I should have died, but I was spared. How could I tell anyone that I wasn’t grateful to be alive? I thought I should feel relieved, but I wasn’t. Betty died. And I didn’t.
I often thought about guests on talk shows telling their harrowing tales of how they came to survive and overcome tragedy. Tears were shed and they were grateful just to be alive. The heads of the audience nodding along as they dabbed their eyes with tissue. I felt enormous expectation to have the appropriate responses for the people in my life. Like the heads in the audience I wanted to have their heads bob along, satisfied with what I was saying.
When people asked how I felt I was never sure of what the response should be. It depended on the day. I tried to tie up the end of those conversations with ‘I’m thankful to be alive’. But, it didn’t come out that way. Some days I was fine. That was a good day. Fine sufficed. Other days it was harder to find adequate words to describe what was going on with me. Devastation was a good word to use. It was strong, decisive. It fit the situation. What happened was devastating. But, more than that, I felt exposed.
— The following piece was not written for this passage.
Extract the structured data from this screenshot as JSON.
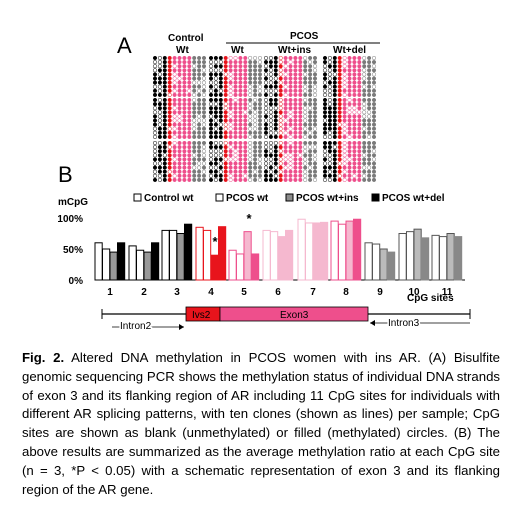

In the hospital it was about survival. I was fighting for my life and then recovering from each surgery. Every day was the same and I was safe within my four walls. At GF Strong reality sank in and I had to face that my life, as I knew it, unraveled. I needed to regain my independence and work my way towards freedom. While I did venture outside, I was mostly in a fortress of routine and patients and accessibility for the handicapped. After my five month stint at rehab I was moved to an apartment in a gorgeous area of Vancouver, an area that I would later come to call my healing place. There, I couldn’t hide.
My body wore everything that had gone wrong, evidence of the crash all over me. My pain was on display and I felt vulnerable. I was open to be stared at and pitied. By looking at me you could see my devastation, and my grief was suddenly a friend’s grief, a stranger’s grief. Because people could see me, or had been introduced to me, they shared in it, recalling stories of people they knew that had suffered through trauma or a time when they used a wheelchair. Everyone could relate. I listened, but I was getting tired of being a trigger for grief and tired of people feeling like they knew me. I wanted to say, to shout some days, “This isn’t me!” There was more to me than what happened. And there was a desperation in me to make sure this proved to be true.
I was hesitant to talk about Betty. I rarely did. If she came up there were more questions. My throat constricted and my eyes were dry as I hurried through the part of the story where my friend died on impact. I’m sure my reluctance to talk about her passing away, even with close friends, must have seemed odd to people. There was a sacredness to my friend and my friend’s death that I didn’t want for people to stick their fingers into. I talked about the good things, the funny stories, her laugh, with our (mine and Betty’s) friends, Angela and Loraleigh. But I didn’t like to talk about the end of Betty’s life. She died in that car. She died next to me in that car. And I was pried from that car, alive. I didn’t know how to talk about that. I wanted to respect Betty’s family and the loss of their sister and daughter. My back was straight and my face was strong as people mourned her. I felt protective. It would be years before I let myself cry for Betty.
A local reporter came over to my parents house to interview me one of the weekends I came home. The story of the car accident had been followed closely in my home town and he was there to follow up on my progress. I was angry that day. Angry that he was there, angry that he was intruding on something that I didn’t want to talk about, angry that I had said yes to the interview. I didn’t mean it, but I thought it was the right thing to do. People are interested and want to know how you’re doing, I was told.
He asked me a number of questions, one of them being about my best friend, Betty. I bristled. “She wasn’t my best friend.” The words fell from my mouth, flat, before I could stop them. He gave me a surprised look. I felt ashamed as soon as I said it. I don’t know what I was trying to accomplish when I said that. Of course she was one of my best friends. Of course I loved her like a sister. That’s how I introduced her to people, as the sister I never had. But, all I wanted was for him to go away. I wanted for all of this to go away. I wanted for Betty’s family to have some peace and maybe I wanted to have the tragic, sensationally sad story of two best friends in a horrific car crash to change. If I dropped the ‘best’ from it, it would lessen the blow somehow. Maybe the reporter would leave her out of the story altogether, so her family wouldn’t have to see Betty’s name in print and be reminded, as if they weren’t reminded every day, that she wasn’t here anymore. It was ridiculous, really. There was nothing I could do to change what had happened and now I was coming across as some selfish, sullen victim.